Search code examples
prometheuspromqlprometheus-blackbox-exporter

Prometheus - Percentage of gauge values below a certain threshold


I'm using the blackbox exporter to gather metrics from various endpoints, and I want to set a SLI to determine the number of GET requests that are slower than 300ms and 1s per service.
The exporter provides a gauge metric called probe_duration_seconds.
I'm trying to run a PromQL query to calculate the percentage of probe_duration_seconds that are below 300ms in the last 5 hours.

My current query probe_duration_seconds{}[5h] < 0.3
returns an error:

Error executing query: invalid parameter "query": 1:1: parse error: binary expression must contain only scalar and instant vector types.

I have also tried:
100 - sum(rate(probe_success{}[5h]) * 100) by (instance)
which gives me the overall success/failure rate, but I want to quantify it based on response time as well.


Solution

  • Prometheus doesn't provide a function, which could return the percentage of raw samples with values smaller than the given threshold on the given lookbehind window. This functionality can be emulated via subquery feature.
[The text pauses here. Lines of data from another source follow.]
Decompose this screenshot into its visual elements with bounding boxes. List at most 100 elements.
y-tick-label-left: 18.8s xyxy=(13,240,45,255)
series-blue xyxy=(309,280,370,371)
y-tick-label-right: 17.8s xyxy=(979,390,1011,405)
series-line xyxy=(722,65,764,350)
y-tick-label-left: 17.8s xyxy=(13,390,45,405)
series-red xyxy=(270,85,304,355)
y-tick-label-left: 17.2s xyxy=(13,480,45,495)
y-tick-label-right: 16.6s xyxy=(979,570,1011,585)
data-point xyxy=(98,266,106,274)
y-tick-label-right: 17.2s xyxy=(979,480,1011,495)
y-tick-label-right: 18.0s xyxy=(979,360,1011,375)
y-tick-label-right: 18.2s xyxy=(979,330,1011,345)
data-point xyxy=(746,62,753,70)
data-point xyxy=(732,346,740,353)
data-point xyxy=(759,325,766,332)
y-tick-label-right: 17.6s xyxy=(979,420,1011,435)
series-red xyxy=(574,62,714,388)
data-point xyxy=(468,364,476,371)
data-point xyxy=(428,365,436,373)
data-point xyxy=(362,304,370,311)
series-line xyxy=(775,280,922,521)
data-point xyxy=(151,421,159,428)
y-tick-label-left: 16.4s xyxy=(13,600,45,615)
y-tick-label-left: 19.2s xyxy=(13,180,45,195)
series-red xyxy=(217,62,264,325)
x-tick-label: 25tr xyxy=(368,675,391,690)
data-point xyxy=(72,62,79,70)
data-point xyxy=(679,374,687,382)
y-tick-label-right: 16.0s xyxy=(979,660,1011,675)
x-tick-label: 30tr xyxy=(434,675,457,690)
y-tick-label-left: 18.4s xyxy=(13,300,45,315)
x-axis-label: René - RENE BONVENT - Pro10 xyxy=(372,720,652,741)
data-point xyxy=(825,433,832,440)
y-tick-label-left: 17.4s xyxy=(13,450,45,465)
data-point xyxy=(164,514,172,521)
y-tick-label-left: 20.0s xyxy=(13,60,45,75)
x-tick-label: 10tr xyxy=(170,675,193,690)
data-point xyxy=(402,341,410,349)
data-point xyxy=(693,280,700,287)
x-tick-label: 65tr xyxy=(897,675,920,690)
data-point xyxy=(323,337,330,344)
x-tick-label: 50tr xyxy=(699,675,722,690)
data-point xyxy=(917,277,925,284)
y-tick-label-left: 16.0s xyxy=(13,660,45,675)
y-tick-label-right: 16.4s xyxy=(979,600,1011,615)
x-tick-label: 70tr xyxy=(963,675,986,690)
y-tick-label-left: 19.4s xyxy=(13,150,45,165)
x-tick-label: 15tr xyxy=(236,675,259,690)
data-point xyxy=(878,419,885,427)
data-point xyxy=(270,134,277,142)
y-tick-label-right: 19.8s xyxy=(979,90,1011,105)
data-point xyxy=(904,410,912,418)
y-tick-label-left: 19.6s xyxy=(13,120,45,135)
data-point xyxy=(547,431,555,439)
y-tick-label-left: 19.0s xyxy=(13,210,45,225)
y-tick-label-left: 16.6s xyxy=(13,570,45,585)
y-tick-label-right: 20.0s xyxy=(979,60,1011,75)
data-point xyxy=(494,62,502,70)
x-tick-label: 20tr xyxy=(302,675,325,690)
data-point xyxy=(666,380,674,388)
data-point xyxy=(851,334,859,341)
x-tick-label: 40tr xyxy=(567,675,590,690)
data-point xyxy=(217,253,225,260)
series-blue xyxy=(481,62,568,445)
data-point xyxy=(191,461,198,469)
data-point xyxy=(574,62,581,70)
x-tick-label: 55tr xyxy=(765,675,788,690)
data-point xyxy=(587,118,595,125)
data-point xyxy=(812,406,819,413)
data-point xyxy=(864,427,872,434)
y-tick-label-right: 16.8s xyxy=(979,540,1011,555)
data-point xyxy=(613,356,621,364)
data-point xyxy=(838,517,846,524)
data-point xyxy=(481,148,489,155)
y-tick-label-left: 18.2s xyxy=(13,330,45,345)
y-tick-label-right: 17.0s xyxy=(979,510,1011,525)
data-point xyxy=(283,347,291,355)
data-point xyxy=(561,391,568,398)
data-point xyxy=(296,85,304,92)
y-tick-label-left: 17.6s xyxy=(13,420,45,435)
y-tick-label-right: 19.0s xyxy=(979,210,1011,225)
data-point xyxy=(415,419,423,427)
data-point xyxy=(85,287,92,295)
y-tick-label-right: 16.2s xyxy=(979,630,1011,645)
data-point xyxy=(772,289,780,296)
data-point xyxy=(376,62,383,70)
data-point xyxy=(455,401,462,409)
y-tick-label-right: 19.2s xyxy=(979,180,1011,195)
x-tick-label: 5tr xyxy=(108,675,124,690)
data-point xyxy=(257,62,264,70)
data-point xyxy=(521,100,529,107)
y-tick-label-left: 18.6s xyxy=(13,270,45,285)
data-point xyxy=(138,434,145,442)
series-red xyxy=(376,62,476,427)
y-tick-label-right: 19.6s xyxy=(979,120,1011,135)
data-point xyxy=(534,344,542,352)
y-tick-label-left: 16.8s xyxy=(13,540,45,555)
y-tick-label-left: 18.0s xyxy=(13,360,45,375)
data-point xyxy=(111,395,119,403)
For example, the following query returns the percentage of probe_duration_seconds samples with the values smaller than 0.3 during the last hour:

    count_over_time((probe_duration_seconds < 0.3)[5h:1m])
      /
    count_over_time((probe_duration_seconds)[5h:1m])
    

    This query expects that the raw samples are collected by Prometheus every minute - see 1m after the colon in square brackets. Set it to your real scrape interval for more accurate results.

    P.S. VictoriaMetrics - an alternative Prometheus-like solution I work on - provides share_le_over_time() function, which can be used instead of the query above:

    share_le_over_time(probe_duration_seconds[5h], 0.3)
    

    This approach has the following advantages over the subquery-based approach:

    • It is easier to write and maintain.
    • It works with any scrape_interval between raw samples - there is no need in adjusting the query for different scrape intervals.
    • It works faster than the initial approach and consumes less memory during the execution, since the subquery in the initial approach may allocate big amounts of memory for small scrape intervals and big lookbehind windows.